The government’s proposals risk sending a signal that the UK supports impunity for rape and sexual torture committed by its armed forces during conflict, thereby undermining its own Preventing Sexual Violence Initiative (PSVI).
Increases risk to British troops
Abiding by the rule of law actually protects British troops in the event of their capture during hostilities. It is difficult for the UK to demand compliance with international laws against torture and other ill-treatment from others if it doesn't follow them itself.

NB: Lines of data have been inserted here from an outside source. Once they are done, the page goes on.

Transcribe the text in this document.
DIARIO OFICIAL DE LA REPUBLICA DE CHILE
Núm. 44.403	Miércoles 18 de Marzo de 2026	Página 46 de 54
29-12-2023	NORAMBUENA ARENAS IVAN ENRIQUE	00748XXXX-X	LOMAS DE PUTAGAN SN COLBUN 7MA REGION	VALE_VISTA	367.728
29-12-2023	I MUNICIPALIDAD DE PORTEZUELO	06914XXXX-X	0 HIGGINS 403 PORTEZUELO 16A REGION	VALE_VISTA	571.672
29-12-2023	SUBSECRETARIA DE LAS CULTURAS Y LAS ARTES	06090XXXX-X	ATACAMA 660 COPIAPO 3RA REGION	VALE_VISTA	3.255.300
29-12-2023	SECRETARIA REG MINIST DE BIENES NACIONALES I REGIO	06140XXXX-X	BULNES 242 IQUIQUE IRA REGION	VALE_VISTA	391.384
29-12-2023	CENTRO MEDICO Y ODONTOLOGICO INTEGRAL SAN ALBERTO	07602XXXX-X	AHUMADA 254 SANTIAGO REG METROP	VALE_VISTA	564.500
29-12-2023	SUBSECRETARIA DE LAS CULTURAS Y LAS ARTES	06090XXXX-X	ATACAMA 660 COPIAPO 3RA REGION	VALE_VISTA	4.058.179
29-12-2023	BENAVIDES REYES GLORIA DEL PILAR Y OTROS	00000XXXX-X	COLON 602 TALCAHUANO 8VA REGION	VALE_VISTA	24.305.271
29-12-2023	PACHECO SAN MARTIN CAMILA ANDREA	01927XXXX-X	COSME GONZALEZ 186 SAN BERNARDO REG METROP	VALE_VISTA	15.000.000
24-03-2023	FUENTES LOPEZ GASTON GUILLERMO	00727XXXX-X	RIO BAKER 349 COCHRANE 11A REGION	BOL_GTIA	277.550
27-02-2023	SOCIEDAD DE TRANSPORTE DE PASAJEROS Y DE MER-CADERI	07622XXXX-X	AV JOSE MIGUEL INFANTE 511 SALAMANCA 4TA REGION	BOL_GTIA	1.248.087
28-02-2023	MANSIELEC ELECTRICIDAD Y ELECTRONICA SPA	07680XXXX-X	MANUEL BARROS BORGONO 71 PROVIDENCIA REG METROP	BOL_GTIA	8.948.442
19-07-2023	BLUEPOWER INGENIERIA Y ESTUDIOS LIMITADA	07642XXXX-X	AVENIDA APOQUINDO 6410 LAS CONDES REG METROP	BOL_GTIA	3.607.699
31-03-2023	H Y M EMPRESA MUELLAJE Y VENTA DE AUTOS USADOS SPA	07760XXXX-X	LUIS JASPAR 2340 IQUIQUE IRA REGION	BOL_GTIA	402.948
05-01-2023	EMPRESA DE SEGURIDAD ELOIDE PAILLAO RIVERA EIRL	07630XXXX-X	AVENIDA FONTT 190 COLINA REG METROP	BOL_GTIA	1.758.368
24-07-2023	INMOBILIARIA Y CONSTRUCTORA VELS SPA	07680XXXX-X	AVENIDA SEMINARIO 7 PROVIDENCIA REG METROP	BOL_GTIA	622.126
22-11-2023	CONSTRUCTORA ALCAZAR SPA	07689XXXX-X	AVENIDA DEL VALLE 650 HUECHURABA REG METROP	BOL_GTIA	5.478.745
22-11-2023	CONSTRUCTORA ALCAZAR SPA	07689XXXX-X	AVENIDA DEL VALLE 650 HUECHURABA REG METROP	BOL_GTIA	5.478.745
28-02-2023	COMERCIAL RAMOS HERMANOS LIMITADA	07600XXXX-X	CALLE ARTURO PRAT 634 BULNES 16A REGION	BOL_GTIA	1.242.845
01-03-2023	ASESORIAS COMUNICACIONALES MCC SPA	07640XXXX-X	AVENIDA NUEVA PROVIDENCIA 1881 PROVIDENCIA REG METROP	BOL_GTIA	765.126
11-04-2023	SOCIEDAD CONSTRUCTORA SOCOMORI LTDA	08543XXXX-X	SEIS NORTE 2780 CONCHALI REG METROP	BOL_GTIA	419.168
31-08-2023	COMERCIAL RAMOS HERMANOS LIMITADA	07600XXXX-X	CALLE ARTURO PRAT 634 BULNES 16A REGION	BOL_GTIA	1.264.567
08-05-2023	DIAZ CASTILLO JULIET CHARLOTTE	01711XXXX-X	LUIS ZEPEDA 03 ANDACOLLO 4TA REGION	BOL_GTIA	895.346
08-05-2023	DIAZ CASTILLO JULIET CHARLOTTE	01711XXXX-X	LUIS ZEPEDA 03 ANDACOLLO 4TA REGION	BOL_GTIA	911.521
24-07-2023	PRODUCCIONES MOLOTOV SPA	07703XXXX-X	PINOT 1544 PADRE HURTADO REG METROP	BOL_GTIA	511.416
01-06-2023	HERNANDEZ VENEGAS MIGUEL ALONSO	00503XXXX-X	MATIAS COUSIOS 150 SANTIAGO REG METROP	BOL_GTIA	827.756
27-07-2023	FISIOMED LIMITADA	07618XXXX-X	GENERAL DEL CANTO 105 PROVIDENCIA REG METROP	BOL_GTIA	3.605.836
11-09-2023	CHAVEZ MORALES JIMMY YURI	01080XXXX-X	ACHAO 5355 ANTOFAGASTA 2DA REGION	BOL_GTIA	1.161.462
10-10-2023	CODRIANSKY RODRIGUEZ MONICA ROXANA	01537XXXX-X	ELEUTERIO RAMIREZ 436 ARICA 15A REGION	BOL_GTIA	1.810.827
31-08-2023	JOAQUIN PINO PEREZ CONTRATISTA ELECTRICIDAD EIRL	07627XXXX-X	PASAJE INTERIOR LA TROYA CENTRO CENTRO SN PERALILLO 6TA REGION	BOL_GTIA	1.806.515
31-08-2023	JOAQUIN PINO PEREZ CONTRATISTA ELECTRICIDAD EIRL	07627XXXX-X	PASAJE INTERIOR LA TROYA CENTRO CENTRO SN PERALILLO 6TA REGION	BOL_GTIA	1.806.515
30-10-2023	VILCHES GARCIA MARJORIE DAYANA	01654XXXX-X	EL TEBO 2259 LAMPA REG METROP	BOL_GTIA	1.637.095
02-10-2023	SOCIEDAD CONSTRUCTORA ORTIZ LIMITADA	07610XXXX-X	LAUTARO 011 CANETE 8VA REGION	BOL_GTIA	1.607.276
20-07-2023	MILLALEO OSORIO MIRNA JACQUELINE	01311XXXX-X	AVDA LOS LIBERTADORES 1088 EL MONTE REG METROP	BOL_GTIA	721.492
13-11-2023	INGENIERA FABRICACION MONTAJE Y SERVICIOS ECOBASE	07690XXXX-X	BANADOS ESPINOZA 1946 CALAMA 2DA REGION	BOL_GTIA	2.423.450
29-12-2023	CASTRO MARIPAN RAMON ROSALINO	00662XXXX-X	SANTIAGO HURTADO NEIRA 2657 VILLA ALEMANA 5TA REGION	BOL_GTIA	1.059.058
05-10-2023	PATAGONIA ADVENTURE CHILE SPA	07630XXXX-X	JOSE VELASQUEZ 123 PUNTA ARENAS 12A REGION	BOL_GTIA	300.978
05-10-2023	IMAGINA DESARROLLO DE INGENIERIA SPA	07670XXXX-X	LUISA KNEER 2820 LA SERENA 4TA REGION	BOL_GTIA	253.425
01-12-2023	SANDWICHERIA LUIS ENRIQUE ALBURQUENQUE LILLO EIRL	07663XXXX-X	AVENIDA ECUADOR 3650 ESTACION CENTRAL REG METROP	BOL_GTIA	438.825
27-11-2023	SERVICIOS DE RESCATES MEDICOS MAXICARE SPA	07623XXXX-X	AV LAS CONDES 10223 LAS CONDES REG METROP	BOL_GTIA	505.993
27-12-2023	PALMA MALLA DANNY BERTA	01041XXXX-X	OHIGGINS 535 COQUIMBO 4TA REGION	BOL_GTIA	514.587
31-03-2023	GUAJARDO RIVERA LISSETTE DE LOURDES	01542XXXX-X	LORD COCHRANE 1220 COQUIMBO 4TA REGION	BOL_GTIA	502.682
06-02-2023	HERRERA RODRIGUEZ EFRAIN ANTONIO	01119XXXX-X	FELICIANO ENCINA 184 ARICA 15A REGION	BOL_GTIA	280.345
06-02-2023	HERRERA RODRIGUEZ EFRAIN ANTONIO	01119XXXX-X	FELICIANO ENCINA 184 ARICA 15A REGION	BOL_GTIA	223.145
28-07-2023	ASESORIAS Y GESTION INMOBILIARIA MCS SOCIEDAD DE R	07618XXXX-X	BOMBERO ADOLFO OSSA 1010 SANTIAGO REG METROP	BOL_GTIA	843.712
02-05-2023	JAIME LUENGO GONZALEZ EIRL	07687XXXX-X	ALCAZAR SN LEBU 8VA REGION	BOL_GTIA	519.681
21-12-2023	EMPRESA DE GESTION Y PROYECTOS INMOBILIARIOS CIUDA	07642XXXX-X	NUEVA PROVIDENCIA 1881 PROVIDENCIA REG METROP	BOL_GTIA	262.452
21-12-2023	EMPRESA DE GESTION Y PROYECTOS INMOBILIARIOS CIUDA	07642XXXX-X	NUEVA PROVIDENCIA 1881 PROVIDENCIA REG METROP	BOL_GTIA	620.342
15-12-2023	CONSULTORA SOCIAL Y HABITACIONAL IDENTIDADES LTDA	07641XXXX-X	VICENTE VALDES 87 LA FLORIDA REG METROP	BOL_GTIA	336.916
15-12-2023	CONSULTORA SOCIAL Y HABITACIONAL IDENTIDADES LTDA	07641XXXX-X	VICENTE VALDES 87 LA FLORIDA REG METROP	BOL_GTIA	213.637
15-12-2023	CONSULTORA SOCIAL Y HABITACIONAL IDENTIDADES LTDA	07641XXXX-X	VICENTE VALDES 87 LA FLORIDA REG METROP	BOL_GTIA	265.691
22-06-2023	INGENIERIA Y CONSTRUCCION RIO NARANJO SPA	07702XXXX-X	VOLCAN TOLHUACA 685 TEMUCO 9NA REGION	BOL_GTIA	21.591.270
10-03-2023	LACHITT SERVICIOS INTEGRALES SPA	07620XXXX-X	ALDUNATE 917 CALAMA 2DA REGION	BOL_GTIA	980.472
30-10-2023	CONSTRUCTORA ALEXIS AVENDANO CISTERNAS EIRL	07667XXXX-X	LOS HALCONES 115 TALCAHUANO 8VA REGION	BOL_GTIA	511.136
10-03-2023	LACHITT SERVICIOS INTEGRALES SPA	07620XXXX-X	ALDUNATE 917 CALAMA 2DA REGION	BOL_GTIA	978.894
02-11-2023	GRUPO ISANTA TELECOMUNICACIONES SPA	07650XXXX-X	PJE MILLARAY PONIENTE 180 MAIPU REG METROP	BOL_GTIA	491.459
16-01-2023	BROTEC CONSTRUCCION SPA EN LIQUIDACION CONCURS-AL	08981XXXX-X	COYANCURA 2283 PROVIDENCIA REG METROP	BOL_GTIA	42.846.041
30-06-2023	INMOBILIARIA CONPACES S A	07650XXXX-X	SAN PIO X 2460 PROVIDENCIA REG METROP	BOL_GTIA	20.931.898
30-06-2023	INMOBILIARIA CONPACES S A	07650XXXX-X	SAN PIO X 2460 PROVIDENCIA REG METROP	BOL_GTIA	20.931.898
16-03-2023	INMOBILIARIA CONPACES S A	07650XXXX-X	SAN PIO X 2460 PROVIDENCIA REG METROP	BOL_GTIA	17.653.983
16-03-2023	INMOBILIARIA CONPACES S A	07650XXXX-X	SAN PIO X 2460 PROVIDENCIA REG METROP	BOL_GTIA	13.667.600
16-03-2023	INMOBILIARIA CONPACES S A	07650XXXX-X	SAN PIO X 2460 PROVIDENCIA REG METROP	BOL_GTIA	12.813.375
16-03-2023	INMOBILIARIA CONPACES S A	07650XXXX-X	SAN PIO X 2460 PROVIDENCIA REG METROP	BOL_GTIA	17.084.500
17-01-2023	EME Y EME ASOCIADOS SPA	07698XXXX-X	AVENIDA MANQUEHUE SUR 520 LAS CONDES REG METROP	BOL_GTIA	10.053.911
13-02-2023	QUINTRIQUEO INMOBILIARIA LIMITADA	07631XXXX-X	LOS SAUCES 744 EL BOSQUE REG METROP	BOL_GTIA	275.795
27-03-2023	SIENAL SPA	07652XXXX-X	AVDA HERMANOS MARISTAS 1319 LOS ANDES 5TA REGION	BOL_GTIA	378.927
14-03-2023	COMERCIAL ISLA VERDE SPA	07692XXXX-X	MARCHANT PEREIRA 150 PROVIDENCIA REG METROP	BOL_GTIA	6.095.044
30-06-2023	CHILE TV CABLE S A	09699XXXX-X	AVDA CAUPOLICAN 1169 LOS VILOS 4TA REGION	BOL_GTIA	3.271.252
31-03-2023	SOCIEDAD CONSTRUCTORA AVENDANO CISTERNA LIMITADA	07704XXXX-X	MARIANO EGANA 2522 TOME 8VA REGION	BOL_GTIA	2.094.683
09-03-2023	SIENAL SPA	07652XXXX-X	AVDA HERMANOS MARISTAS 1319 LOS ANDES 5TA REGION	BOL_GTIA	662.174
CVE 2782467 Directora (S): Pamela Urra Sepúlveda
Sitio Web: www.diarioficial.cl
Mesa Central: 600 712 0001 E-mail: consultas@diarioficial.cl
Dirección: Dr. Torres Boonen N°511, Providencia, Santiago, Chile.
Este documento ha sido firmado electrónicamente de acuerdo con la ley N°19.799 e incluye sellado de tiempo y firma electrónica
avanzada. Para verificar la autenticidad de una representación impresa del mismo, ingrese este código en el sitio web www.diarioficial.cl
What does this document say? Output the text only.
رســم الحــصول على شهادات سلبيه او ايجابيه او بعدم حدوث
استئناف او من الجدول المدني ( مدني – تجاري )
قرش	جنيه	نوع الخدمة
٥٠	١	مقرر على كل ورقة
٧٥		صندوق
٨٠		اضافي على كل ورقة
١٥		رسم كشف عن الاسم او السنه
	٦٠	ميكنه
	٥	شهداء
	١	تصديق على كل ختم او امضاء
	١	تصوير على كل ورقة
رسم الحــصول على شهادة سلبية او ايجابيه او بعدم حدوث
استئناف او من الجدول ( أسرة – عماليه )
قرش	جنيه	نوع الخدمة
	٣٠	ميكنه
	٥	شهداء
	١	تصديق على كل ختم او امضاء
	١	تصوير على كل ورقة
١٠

Britain played an active role in the creation of the International Criminal Court. The ICC becomes involved in prosecutions only if a domestic government refuses to prosecute serious war crimes, meaning that the UK was never expected to be a target of the Court’s investigations. That could now change.
Green light to copycats
Stepping back from our international obligations also carries the serious risk of “copycat” action by other states. Survivors of torture in therapy with us often warn that any failure by states such as the UK to deliver accountability for torture gives encouragement to torturers in the repressive countries they have fled that they can carry on without fear of consequences.
What is the solution?
The government says that it is introducing these proposals to protect British soldiers from ‘vexatious claims’. There is no doubt that justice is best served when there are prompt and thorough investigations followed by due process – both victim and the accused deserve no less.
If the government was serious about protecting the men and women that serve this country, it would commit to investigate allegations of abuse within a reasonable time limit and trust the legislation that already exists to protect victims and accused alike. Everyone should abide by the same laws – we are all safer that way.